Lately, other women have started to remark, to other women, that I might be pretty but I don't know it. Oh no, who is outing me? Pretty? Me? No, sorry. They must be talking about another Madeline. It is not me. I'm not pretty, and I'm not pretty on purpose.
I spent the first few years of my son's suburban elementary school being thrust into a scene of other mothers and women with whom I normally have nothing in common except private parts. Women who had never been to New York were horrified by tattoos and had never met anyone Jewish growing up. My marriage was failing, I was more and more miserable, and it probably showed in my brusque responses and belief that I was mostly invisible. I was shocked when anyone would even remember my name. Pretty? No. Invisible? Yes.
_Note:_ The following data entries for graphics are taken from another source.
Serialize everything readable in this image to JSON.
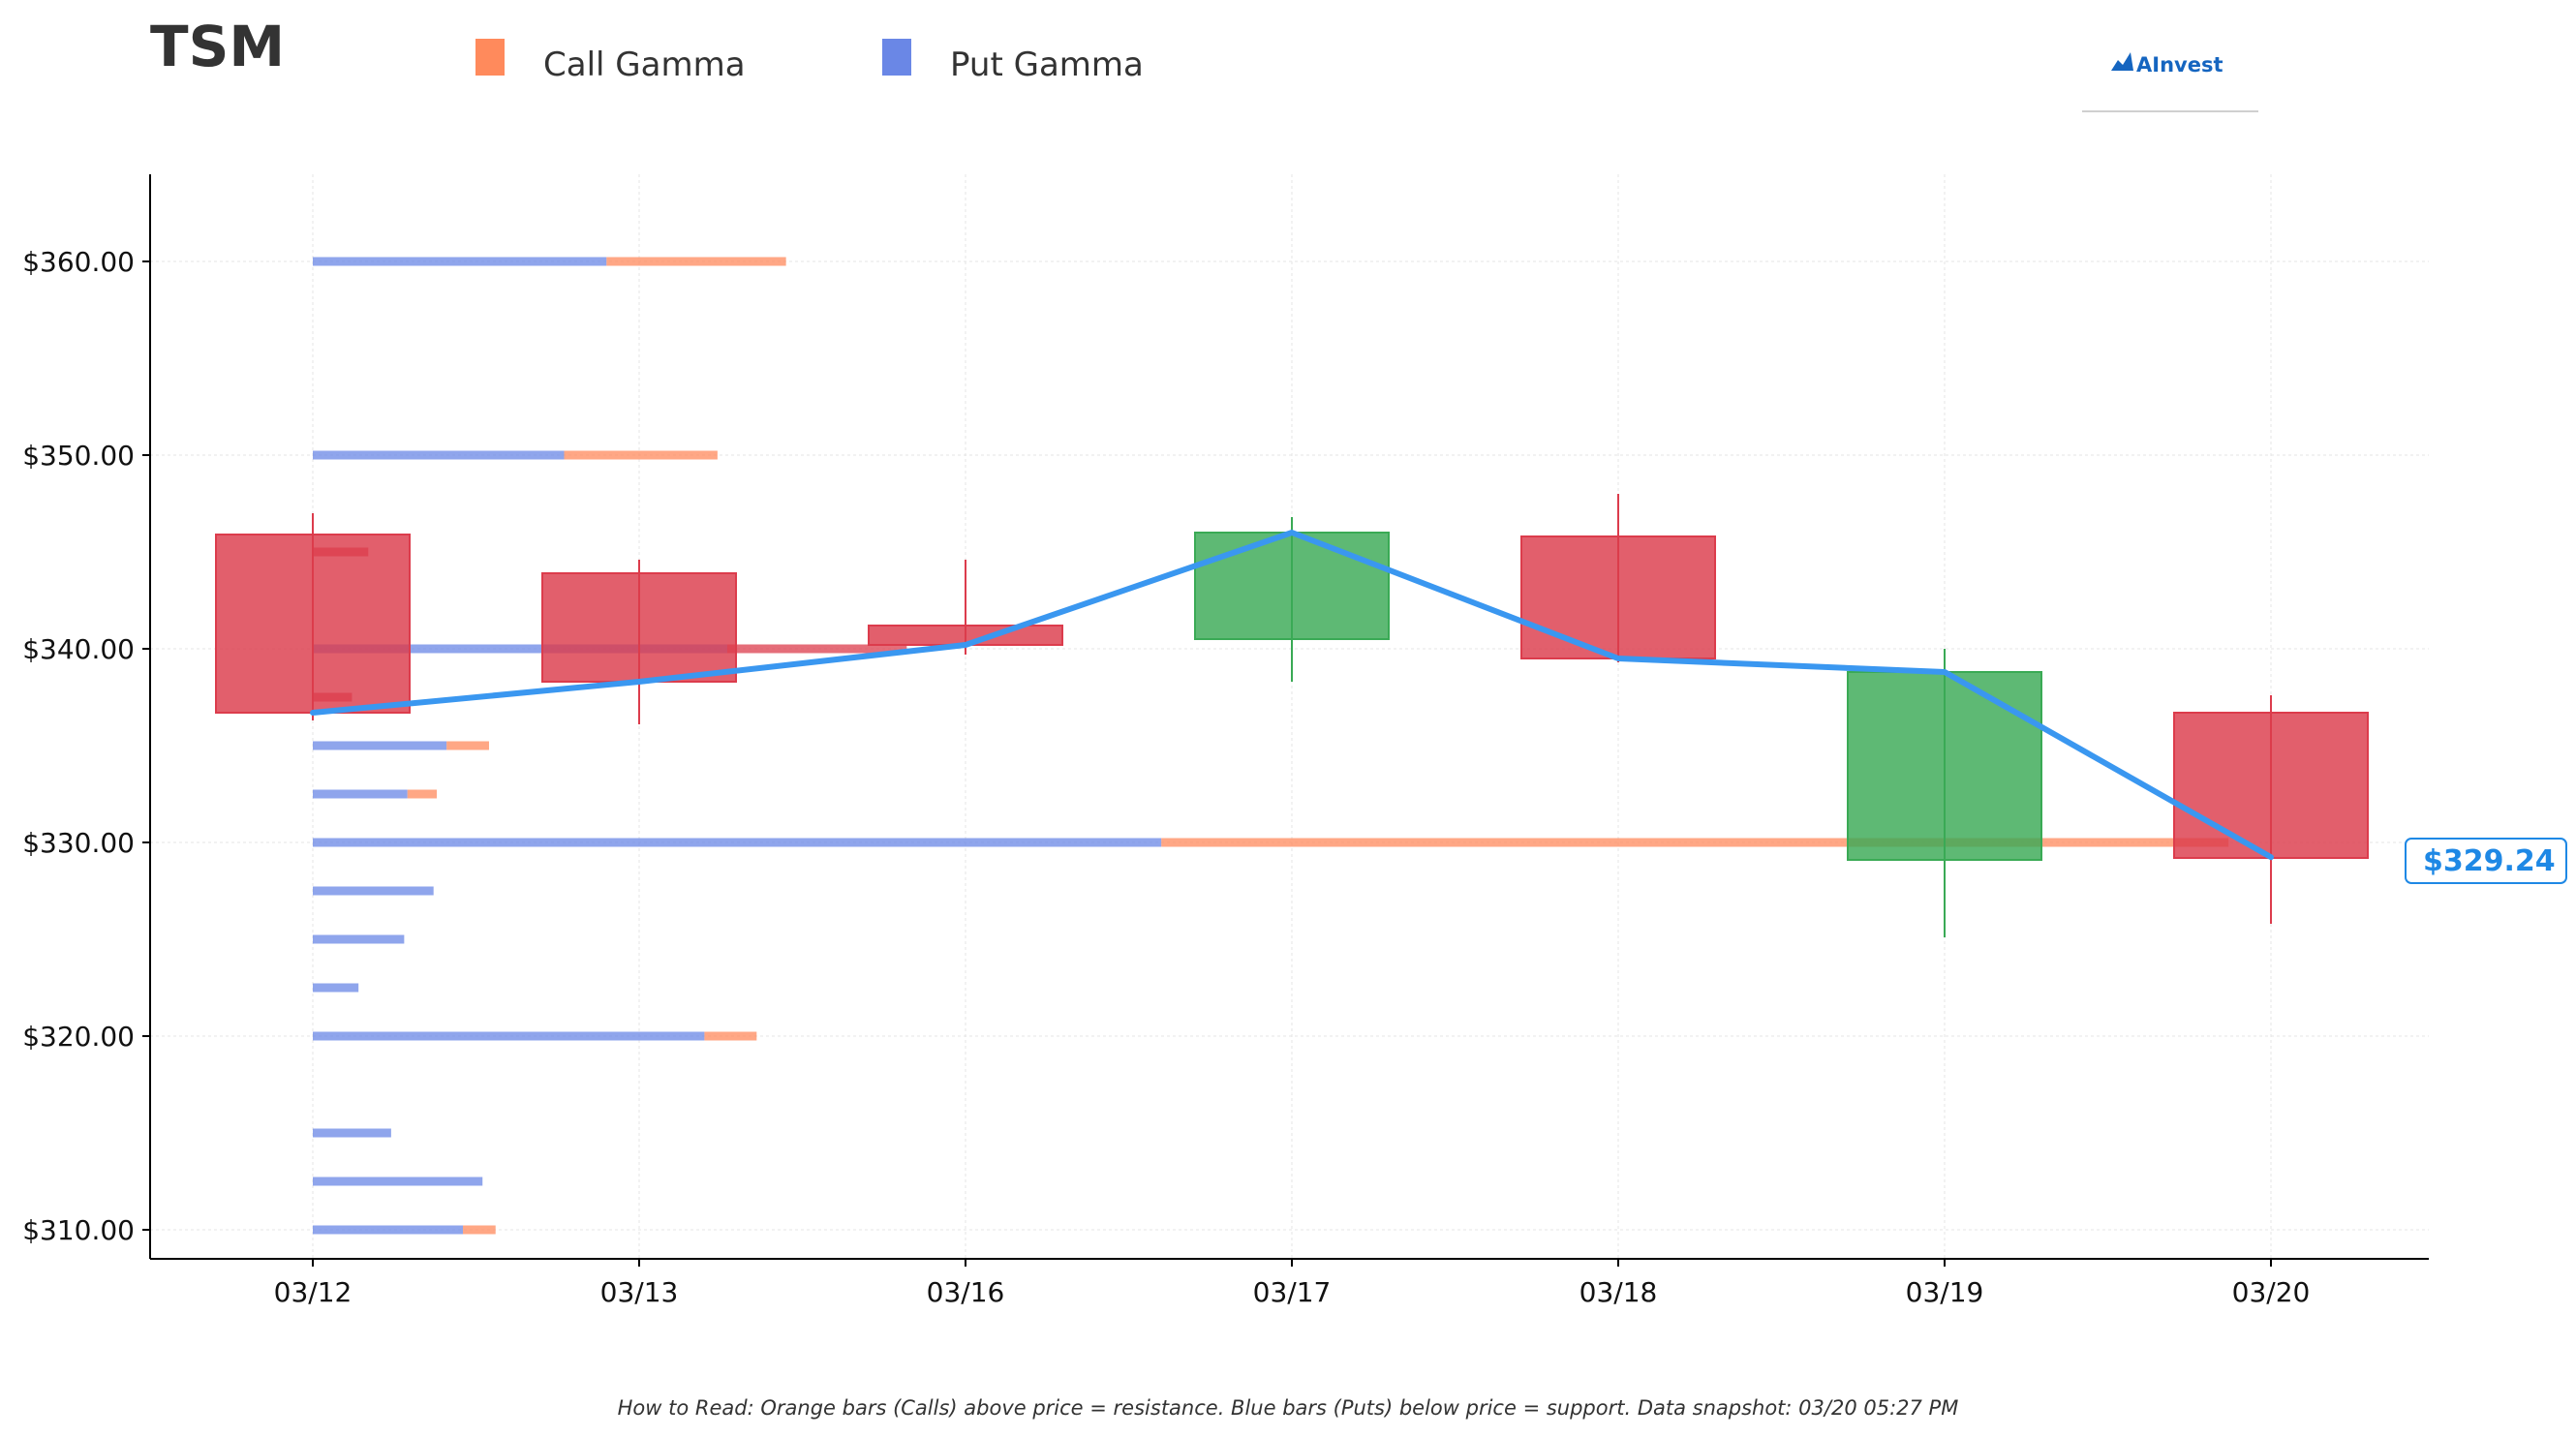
{
  "chart_data": {
    "type": "candlestick",
    "title": "TSM",
    "legend": [
      {
        "name": "Call Gamma",
        "color": "#ff8a5c"
      },
      {
        "name": "Put Gamma",
        "color": "#6a87e6"
      }
    ],
    "legend_placement": "top",
    "categories": [
      "03/12",
      "03/13",
      "03/16",
      "03/17",
      "03/18",
      "03/19",
      "03/20"
    ],
    "ylim": [
      308.5,
      364.5
    ],
    "yticks": [
      {
        "value": 310,
        "label": "$310.00"
      },
      {
        "value": 320,
        "label": "$320.00"
      },
      {
        "value": 330,
        "label": "$330.00"
      },
      {
        "value": 340,
        "label": "$340.00"
      },
      {
        "value": 350,
        "label": "$350.00"
      },
      {
        "value": 360,
        "label": "$360.00"
      }
    ],
    "grid": true,
    "candles": [
      {
        "date": "03/12",
        "open": 345.9,
        "high": 347.0,
        "low": 336.3,
        "close": 336.7
      },
      {
        "date": "03/13",
        "open": 343.9,
        "high": 344.6,
        "low": 336.1,
        "close": 338.3
      },
      {
        "date": "03/16",
        "open": 341.2,
        "high": 344.6,
        "low": 339.7,
        "close": 340.2
      },
      {
        "date": "03/17",
        "open": 340.5,
        "high": 346.8,
        "low": 338.3,
        "close": 346.0
      },
      {
        "date": "03/18",
        "open": 345.8,
        "high": 348.0,
        "low": 339.3,
        "close": 339.5
      },
      {
        "date": "03/19",
        "open": 329.1,
        "high": 340.0,
        "low": 325.1,
        "close": 338.8
      },
      {
        "date": "03/20",
        "open": 336.7,
        "high": 337.6,
        "low": 325.8,
        "close": 329.2
      }
    ],
    "price_line": [
      336.7,
      338.3,
      340.2,
      346.0,
      339.5,
      338.8,
      329.24
    ],
    "price_line_color": "#3a97f0",
    "up_color": "#3aaa55",
    "down_color": "#dc3c4c",
    "last_price_label": "$329.24",
    "gamma_bars": [
      {
        "strike": 360,
        "put": 0.9,
        "call": 0.55
      },
      {
        "strike": 350,
        "put": 0.77,
        "call": 0.47
      },
      {
        "strike": 345,
        "put": 0.0,
        "call": 0.17,
        "call_color": "#dc3c4c"
      },
      {
        "strike": 340,
        "put": 1.27,
        "call": 0.55,
        "call_color": "#dc3c4c"
      },
      {
        "strike": 337.5,
        "put": 0.0,
        "call": 0.12,
        "call_color": "#dc3c4c"
      },
      {
        "strike": 335,
        "put": 0.41,
        "call": 0.13
      },
      {
        "strike": 332.5,
        "put": 0.29,
        "call": 0.09
      },
      {
        "strike": 330,
        "put": 2.6,
        "call": 3.27
      },
      {
        "strike": 327.5,
        "put": 0.37,
        "call": 0
      },
      {
        "strike": 325,
        "put": 0.28,
        "call": 0
      },
      {
        "strike": 322.5,
        "put": 0.14,
        "call": 0
      },
      {
        "strike": 320,
        "put": 1.2,
        "call": 0.16
      },
      {
        "strike": 315,
        "put": 0.24,
        "call": 0
      },
      {
        "strike": 312.5,
        "put": 0.52,
        "call": 0
      },
      {
        "strike": 310,
        "put": 0.46,
        "call": 0.1
      }
    ],
    "gamma_unit_days": 1,
    "note": "How to Read: Orange bars (Calls) above price = resistance. Blue bars (Puts) below price = support. Data snapshot: 03/20 05:27 PM"
  },
  "brand": {
    "name": "AInvest",
    "icon": "chart-up-icon",
    "color": "#1565c0"
  }
}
And then when my relationship totally shattered into a million shards of sharp, broken glass, I had one friend (well, I have a bunch but...) who would gently remind me to do things like shave my legs and cut my bangs. She was my grooming coach and I'm grateful. I must have sat in my attorney's office in those early days, dressed like I was a derelict, crying into his endless box of tissues. It's funny how a rotten relationship will do that to every last shred of self-esteem you have. Pretty? No. Ugly. Sad. Icky. I still bought new shoes each season though, so I must not have been totally out of it but I felt like I was under water most of the time. I stopped paying attention to the differences between myself and the women around me and started seeing how much is the same. We all had kids we loved and cared for. We shared the same neighborhood, the same friends, the same devotion to our schools.
So what if that woman over there runs eight miles a day and has a kind, supportive husband who thinks he is lucky to have her and not the other way around? That's not me but it doesn't make me ugly or sad. It just makes me, me. And yeah, I might be pretty somewhere past the geek-chic glasses and the Margiela wardrobe and I don't think I mind. I'm lucky. I have a friend that is as every bit a BFF as the ones I had when I was 12, I have a beautiful son, I'm smart, I'm funny, I'm generous (and the body is still all good). No matter what I see on the outside when I wake up in the morning, I think I might feel pretty on the inside. And that was worth every little bit of heartache, I promise.